Statistics

Estimator Quality

A primer on the language of estimators that ML borrows heavily from:

Estimator — a procedure that takes data and outputs a guess (e.g. sample mean, MLE).
Bias — \mathbb{E}[\hat\theta] - \theta. Systematic error.
Variance — \text{Var}(\hat\theta). Noise across datasets.
MSE = bias^2 + variance — the basic decomposition that explains overfitting and why regularization helps.

This deck makes the bias-variance tradeoff concrete.

Evaluating estimators

An estimator is judged by its sampling distribution: repeat the same experiment on fresh datasets and ask where the estimates center and how widely they vary.

from d2l import tensorflow as d2l
import tensorflow as tf

tf.pi = tf.acos(tf.zeros(1)) * 2  # define pi in TensorFlow

# Sample datapoints and create y coordinate
epsilon = 0.1
tf.random.set_seed(8675309)
xs = tf.random.normal((300,))

ys = tf.constant(
    [(tf.reduce_sum(tf.exp(-(xs[:i] - xs[i])**2 / (2 * epsilon**2)) \
               / tf.sqrt(2*tf.pi*epsilon**2)) / tf.cast(
        tf.size(xs), dtype=tf.float32)).numpy() \
     for i in range(tf.size(xs))])

# Compute true density
xd = tf.range(tf.reduce_min(xs), tf.reduce_max(xs), 0.01)
yd = tf.exp(-xd**2/2) / tf.sqrt(2 * tf.pi)

# Plot the results
d2l.plot(xd, yd, 'x', 'density')
d2l.plt.scatter(xs, ys)
d2l.plt.axvline(x=0)
d2l.plt.axvline(x=tf.reduce_mean(xs), linestyle='--', color='purple')
d2l.plt.title(f'sample mean: {float(tf.reduce_mean(xs).numpy()):.2f}')
d2l.plt.show()

Empirical bias / variance

Simulate a sampling distribution: many datasets → many estimates → empirical mean and spread:

# Statistical bias
def stat_bias(true_theta, est_theta):
    return(tf.reduce_mean(est_theta) - true_theta)

# Mean squared error
def mse(data, true_theta):
    return(tf.reduce_mean(tf.square(data - true_theta)))

theta_true = 1
sigma = 4
sample_len = 10000
samples = tf.random.normal((sample_len, 1), theta_true, sigma)
theta_est = tf.reduce_mean(samples)
theta_est

<tf.Tensor: shape=(), dtype=float32, numpy=1.018127679824829>

Empirical bias / variance (cont.)

The second pass turns simulated estimates into empirical bias, variance, and MSE, making the bias-variance decomposition visible.

mse(samples, theta_true)

<tf.Tensor: shape=(), dtype=float32, numpy=15.6053466796875>

bias = stat_bias(theta_true, theta_est)
tf.square(tf.math.reduce_std(samples)) + tf.square(bias)

<tf.Tensor: shape=(), dtype=float32, numpy=15.605347633361816>

A Gaussian example

Sample mean for \mathcal{N}(\mu, \sigma^2): unbiased, variance \sigma^2/n.
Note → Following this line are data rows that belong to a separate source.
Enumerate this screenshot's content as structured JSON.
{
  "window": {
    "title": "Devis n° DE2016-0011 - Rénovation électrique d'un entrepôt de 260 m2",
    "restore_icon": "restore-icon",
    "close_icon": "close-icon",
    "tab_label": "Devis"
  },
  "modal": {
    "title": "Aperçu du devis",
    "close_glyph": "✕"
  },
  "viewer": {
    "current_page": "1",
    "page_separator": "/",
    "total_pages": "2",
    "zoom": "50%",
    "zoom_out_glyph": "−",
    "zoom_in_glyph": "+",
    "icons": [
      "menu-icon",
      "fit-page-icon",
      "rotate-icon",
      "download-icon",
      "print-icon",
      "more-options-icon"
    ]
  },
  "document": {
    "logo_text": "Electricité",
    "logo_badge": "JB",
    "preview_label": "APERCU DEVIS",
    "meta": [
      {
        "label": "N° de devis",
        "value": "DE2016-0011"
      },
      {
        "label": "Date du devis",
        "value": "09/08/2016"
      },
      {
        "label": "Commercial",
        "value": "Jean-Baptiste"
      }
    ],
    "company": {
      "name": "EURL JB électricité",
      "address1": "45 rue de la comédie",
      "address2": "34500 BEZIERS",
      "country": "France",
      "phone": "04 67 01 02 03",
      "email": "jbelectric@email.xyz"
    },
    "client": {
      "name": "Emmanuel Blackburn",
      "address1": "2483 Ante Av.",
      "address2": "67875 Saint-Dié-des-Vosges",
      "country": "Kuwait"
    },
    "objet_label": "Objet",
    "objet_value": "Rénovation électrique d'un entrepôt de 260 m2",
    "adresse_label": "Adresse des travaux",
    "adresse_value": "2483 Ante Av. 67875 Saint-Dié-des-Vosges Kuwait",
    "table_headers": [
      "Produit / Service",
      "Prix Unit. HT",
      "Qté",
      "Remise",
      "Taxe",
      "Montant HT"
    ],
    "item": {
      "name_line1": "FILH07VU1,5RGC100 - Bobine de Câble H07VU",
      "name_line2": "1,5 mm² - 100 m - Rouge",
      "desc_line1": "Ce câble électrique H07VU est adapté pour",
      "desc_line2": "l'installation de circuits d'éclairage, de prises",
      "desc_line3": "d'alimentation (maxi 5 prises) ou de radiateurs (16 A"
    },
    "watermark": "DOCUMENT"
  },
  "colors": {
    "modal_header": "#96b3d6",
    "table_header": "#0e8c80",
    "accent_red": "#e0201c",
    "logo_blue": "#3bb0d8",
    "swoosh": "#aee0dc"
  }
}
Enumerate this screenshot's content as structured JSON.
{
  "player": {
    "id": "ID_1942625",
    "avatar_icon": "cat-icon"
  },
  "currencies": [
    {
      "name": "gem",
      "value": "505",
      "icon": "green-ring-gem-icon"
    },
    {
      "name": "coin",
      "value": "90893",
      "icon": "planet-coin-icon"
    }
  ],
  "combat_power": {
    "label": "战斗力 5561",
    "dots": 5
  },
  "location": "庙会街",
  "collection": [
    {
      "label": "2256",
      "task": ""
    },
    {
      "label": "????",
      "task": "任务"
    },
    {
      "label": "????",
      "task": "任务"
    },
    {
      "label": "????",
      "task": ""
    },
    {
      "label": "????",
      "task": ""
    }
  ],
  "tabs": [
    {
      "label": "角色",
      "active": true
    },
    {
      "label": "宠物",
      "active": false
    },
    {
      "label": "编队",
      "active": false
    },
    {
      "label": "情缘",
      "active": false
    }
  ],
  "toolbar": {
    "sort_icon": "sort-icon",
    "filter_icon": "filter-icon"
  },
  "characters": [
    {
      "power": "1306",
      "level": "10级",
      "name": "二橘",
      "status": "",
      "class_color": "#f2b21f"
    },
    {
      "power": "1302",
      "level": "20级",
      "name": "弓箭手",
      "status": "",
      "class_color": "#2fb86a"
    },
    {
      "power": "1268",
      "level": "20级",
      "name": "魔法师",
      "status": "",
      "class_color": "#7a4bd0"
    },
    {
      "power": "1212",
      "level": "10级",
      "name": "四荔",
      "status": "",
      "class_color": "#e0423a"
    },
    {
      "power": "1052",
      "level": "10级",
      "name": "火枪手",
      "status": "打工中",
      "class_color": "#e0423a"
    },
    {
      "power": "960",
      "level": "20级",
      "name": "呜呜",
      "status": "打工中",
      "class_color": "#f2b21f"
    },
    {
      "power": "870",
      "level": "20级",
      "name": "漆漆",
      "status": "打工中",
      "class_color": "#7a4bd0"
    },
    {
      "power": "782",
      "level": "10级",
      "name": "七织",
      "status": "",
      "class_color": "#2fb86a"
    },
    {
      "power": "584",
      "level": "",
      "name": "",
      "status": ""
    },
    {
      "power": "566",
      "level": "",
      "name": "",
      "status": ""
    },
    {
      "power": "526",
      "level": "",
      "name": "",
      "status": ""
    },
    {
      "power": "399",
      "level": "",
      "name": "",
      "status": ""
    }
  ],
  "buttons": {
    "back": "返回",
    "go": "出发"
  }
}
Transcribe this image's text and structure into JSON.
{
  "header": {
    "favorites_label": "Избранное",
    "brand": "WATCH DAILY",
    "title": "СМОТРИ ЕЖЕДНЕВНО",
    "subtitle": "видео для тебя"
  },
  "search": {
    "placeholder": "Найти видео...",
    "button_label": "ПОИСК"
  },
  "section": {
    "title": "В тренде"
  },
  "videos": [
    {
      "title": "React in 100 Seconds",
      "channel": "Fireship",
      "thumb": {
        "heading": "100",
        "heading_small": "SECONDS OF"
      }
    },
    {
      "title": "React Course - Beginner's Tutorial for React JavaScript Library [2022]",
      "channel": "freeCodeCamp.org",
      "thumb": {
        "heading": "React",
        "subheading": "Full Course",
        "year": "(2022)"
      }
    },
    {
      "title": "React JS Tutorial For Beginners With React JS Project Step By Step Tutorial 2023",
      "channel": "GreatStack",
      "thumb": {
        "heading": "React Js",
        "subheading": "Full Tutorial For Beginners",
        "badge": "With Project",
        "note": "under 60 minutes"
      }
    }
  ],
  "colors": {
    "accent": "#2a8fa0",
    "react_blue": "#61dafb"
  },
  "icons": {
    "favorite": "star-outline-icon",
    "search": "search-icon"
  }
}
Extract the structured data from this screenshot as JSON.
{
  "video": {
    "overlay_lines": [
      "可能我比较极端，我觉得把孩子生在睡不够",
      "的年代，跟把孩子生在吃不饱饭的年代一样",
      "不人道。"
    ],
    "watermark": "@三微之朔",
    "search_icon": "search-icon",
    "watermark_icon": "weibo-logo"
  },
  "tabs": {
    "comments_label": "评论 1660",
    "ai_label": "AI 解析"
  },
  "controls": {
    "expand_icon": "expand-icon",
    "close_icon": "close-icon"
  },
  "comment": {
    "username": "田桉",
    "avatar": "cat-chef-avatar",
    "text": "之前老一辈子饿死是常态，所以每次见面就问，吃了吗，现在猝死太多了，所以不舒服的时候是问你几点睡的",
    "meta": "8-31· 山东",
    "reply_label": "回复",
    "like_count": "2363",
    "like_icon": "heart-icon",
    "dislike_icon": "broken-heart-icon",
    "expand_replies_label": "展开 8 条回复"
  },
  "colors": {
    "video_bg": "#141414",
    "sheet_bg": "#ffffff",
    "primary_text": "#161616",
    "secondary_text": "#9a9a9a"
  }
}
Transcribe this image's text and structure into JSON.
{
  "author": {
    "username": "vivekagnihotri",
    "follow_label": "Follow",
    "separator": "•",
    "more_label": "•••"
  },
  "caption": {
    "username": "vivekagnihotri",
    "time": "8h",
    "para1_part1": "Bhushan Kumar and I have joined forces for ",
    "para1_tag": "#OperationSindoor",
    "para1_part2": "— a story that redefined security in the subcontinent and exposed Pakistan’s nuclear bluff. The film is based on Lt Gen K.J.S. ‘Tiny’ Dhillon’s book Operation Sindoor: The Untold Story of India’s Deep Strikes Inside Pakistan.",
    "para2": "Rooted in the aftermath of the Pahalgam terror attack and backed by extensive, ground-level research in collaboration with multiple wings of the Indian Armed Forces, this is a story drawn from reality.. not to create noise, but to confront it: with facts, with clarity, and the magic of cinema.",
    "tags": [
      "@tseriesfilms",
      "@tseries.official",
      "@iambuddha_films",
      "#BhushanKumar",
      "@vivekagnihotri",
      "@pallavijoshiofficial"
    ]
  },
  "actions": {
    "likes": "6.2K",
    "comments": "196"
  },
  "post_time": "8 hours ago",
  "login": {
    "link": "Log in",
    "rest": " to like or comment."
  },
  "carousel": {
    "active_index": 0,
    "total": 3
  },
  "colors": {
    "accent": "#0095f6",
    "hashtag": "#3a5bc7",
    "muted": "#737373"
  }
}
Concretely visualize this:

# Number of samples
N = 1000

# Sample dataset
samples = tf.random.normal((N,), 0, 1)

# Lookup Students's t-distribution c.d.f.
t_star = 1.96

# Construct interval
mu_hat = tf.reduce_mean(samples)
sigma_hat = tf.math.reduce_std(samples)
(mu_hat - t_star*sigma_hat/tf.sqrt(tf.constant(N, dtype=tf.float32)), \
 mu_hat + t_star*sigma_hat/tf.sqrt(tf.constant(N, dtype=tf.float32)))

(<tf.Tensor: shape=(), dtype=float32, numpy=-0.08490262180566788>,
 <tf.Tensor: shape=(), dtype=float32, numpy=0.043600596487522125>)

Recap

Estimator quality = bias + variance.
Sample mean is BLUE for \mu — best linear unbiased estimator under iid Gaussian noise.
Regularization trades a bit of bias for a lot of variance reduction.
Same trade-off shows up everywhere: dropout, weight decay, ensembling.